Depuis Bahreïn, lieu du prochain GP de F1, Guenther Steiner, le directeur de l'écurie Haas, s'est laissé aller à quelques confidences. S'il avoue avoir hâte que la saison se termine, il reconnaît un soulagement que l'écurie soit de nouveau présente en 2021.

Guenther Steiner est un homme rassuré. Aussi vif et colérique soit-il lors des GP, il n'en reste pas moins quelqu'un qui sait savourer le futur à (très) court terme. Le directeur italien de Haas est pourtant le responsable d'une écurie américaine avant-dernière du classement constructeurs avec trois petits points engrangés. Mais il sait la difficulté pour une écurie de perdurer dans le championnat du monde de F1. Un an après avoir perdu son sponsor principal (Rich Energy), la Covid-19 est venue poser un grand voile noir sur les monoplaces noires notamment. De là à remettre en cause la participation de l'écurie l'an prochain pour la saison 2021 ? Absolument. C'est en tout cas ce qu'il faut retenir des mots de l'Italien ce jeudi, à la veille des premiers essais libres du GP de Bahreïn. Malgré des résultats très en-deçà des objectifs, de la part des deux pilotes (Kevin Magnussen et Romain Grosjean) dont les départs ont été officialisés, « nous avons survécu, prévient d'emblée Steiner à L'Équipe. Il y avait un gros risque que nous ne soyons plus là en 2021 et tout le monde a travaillé pour que nous restions en F1. Nous n'avons peut-être pas été bons sur la piste, mais nous avons permis d'assurer notre avenir en F1. Et même si certains pensent qu'ils n'ont pas besoin de nous, la F1 a besoin d'écuries comme Haas. »

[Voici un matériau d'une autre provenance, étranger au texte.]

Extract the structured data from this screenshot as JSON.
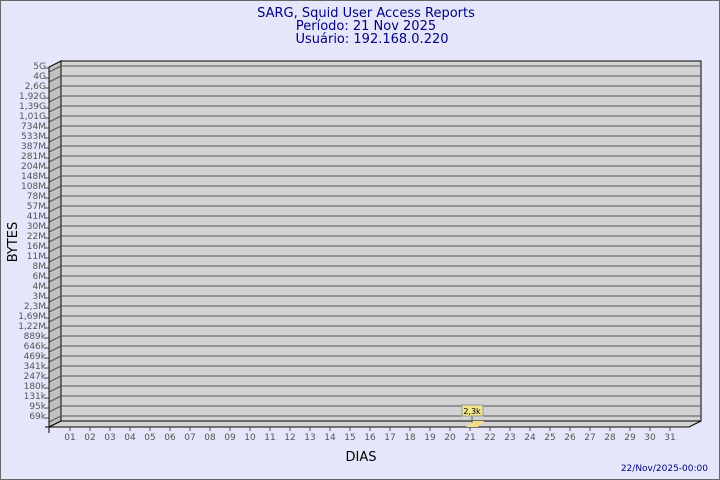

« Notre équipe a vécu une année difficile, la F1 a vécu une année difficile, a-t-il poursuivi. Et même si je suis heureux qu'elle se termine bientôt, parce que tout le monde est fatigué, et que les trois dernières courses, qui s'enchaînent, vont être compliquées, nous pouvons quand même nous considérer chanceux d'avoir pu vivre cette saison. C'est une bénédiction d'avoir eu quelque chose à faire cette année. Après l'Australie, les mauvaises nouvelles se sont enchaînées, et c'est incroyable que la FOM ait réussi à organiser ces 17 GP. Ça aurait pu être bien pire pour tout le monde. » En attendant, il reste trois courses en comptant celle de Bahreïn puis celles de Sakhir et Abou Dabi, pour permettre à l'écurie Haas de retrouver un peu de bonheur avant d'entamer 2021 sous de meilleurs cieux.